Mr. Agyeman-Manu, who is also the Dormaa Central MP, noted that, in the last few years, policy initiatives and interventions to attract and retain health workers to these areas have not curtailed the situation, saying this has the potential to undermine the healthcare delivery in these areas and the overall attainment of the universal health coverage.
As a result, the sector minister said the more elaborate measures are under way to attract health professionals to these areas.
“A policy shift to improve process for the development and the implementation of actions that response to current and forthcoming health medical challenges in deprived and underserved areas has been advocated at several levels.
“One of the labels of advocacy for this is the enactment of the national human resource for help policy and strategies which was launched in January 2021 to provide a policy direction in managing human resources issues in the health sector.
“Key among these thematic areas is objective 33 of the policy which states and I quote ‘to develop and institute mechanisms to ensure and retention of the health workforce to serve in deprived or underserved locations and facilities’,” he said.
The Dormaa Central MP added “The Ministry of Health with financial and technical support from the World Health Organization and health system strengthening accelerated sought to explore the factors that influence doctors and other health professionals to accept postings to deprived locations and facilities in the country. To ensure that the ministry identified the right factors the services of consultant a human resources of steering committee and technical working group were engaged.
“A survey has been conducted to solicit the views of health workers on measures to attract and retain to work in deprived areas.

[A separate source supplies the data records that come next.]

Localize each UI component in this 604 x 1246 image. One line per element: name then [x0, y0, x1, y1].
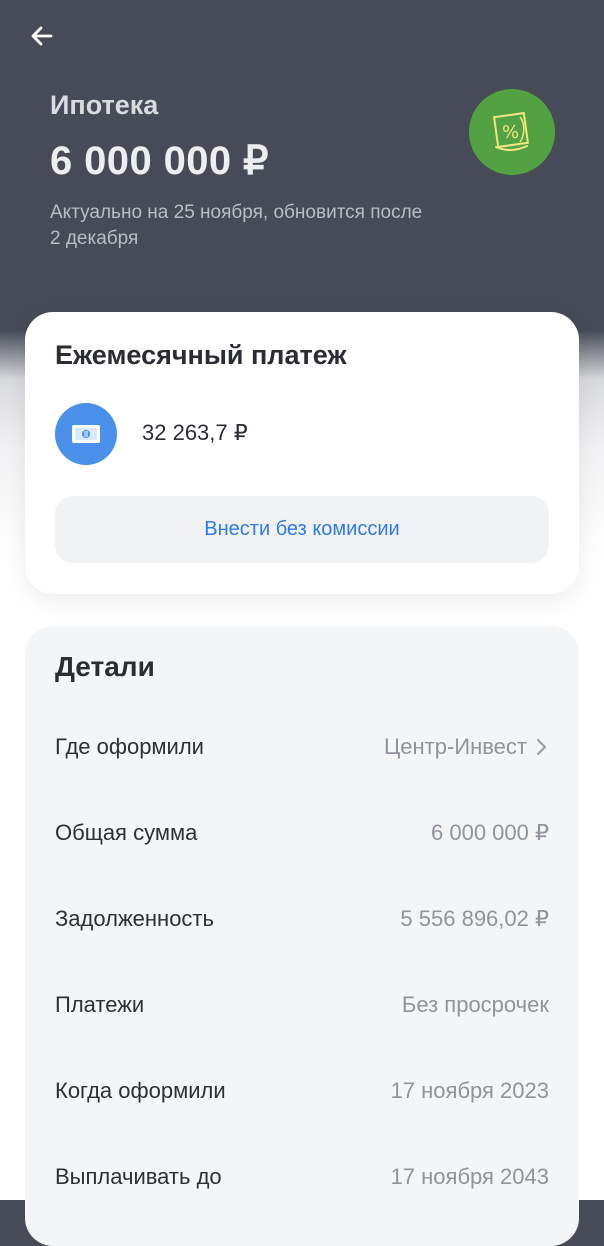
detail-value: 17 ноября 2023	[390, 1078, 549, 1103]
back-arrow-icon	[31, 26, 53, 46]
details-card: Детали Где оформили Центр-Инвест Общая с…	[25, 626, 579, 1246]
detail-value: 5 556 896,02 ₽	[400, 906, 549, 931]
detail-value-text: Центр-Инвест	[383, 734, 527, 759]
update-info: Актуально на 25 ноября, обновится после …	[50, 202, 423, 249]
back-button[interactable]	[22, 16, 62, 56]
detail-value: 6 000 000 ₽	[431, 820, 549, 845]
bank-logo-icon: %	[492, 111, 530, 151]
detail-value: 17 ноября 2043	[390, 1164, 549, 1189]
detail-label: Когда оформили	[55, 1078, 226, 1103]
detail-label: Задолженность	[55, 906, 214, 931]
detail-row-payments: Платежи Без просрочек	[55, 985, 549, 1025]
pay-button-label: Внести без комиссии	[204, 518, 400, 540]
header: Ипотека 6 000 000 ₽ Актуально на 25 нояб…	[0, 0, 604, 330]
monthly-payment-card: Ежемесячный платеж 32 263,7 ₽ Внести без…	[25, 312, 579, 594]
detail-row-total: Общая сумма 6 000 000 ₽	[55, 813, 549, 853]
details-title: Детали	[55, 651, 155, 682]
detail-label: Где оформили	[55, 734, 204, 759]
chevron-right-icon	[536, 738, 547, 756]
detail-label: Общая сумма	[55, 820, 198, 845]
cash-icon	[72, 425, 100, 443]
detail-label: Выплачивать до	[55, 1164, 222, 1189]
detail-value: Центр-Инвест	[384, 734, 549, 760]
detail-row-issued-date: Когда оформили 17 ноября 2023	[55, 1071, 549, 1111]
pay-without-commission-button[interactable]: Внести без комиссии	[55, 496, 549, 563]
svg-text:%: %	[502, 122, 519, 143]
loan-amount: 6 000 000 ₽	[50, 139, 269, 183]
page-title: Ипотека	[50, 90, 159, 120]
detail-label: Платежи	[55, 992, 145, 1017]
detail-row-debt: Задолженность 5 556 896,02 ₽	[55, 899, 549, 939]
detail-value: Без просрочек	[401, 992, 549, 1017]
bank-logo: %	[469, 89, 555, 175]
detail-row-issuer[interactable]: Где оформили Центр-Инвест	[55, 727, 549, 767]
detail-row-payoff-date: Выплачивать до 17 ноября 2043	[55, 1157, 549, 1197]
payment-icon-circle	[55, 403, 117, 465]
monthly-payment-amount: 32 263,7 ₽	[142, 420, 248, 445]
monthly-payment-title: Ежемесячный платеж	[55, 340, 347, 370]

From the survey, willingness to accept of health workers to accept posting to these deprived areas is based on the following financial and non-financial incentives.”
“The survey which is being studied for onward implementation suggested that non-financial incentives among others such as scholarship, residential accommodation, standard medical equipment and transfer after three to five years of service upon request be made available to health professionals who accept posting to these areas.
“On the financial incentives, the survey recommended that 34 percent of basic salary should be granted as incentives as mild deprived areas, 38 percent of basic salary as incentive allowance for moderate deprived areas, and 40 percent of basic salary as incentive allowance for severe areas.”
He said, as a follow-up to the survey, a technical review workshop is underway to review the various options that emerged from the survey and cause the financial incentive package that was proposed.
“For the next step, we are considering the validation of the derived districts at the regional levels, the conduct of validation meetings with stakeholders to recommend the policy options at the cost of the incentive package place of a cabinet memo and the submission of this cabinet memo for consideration.
“Finally, Mr. Speaker, we will consider a parliamentary approval for the findings to assist implementation of this incentive package. It is hoped that this will help ensure that medical doctors and other professionals accept postings to deprived and underserved areas in order to attain the goal universal health coverage,” he said.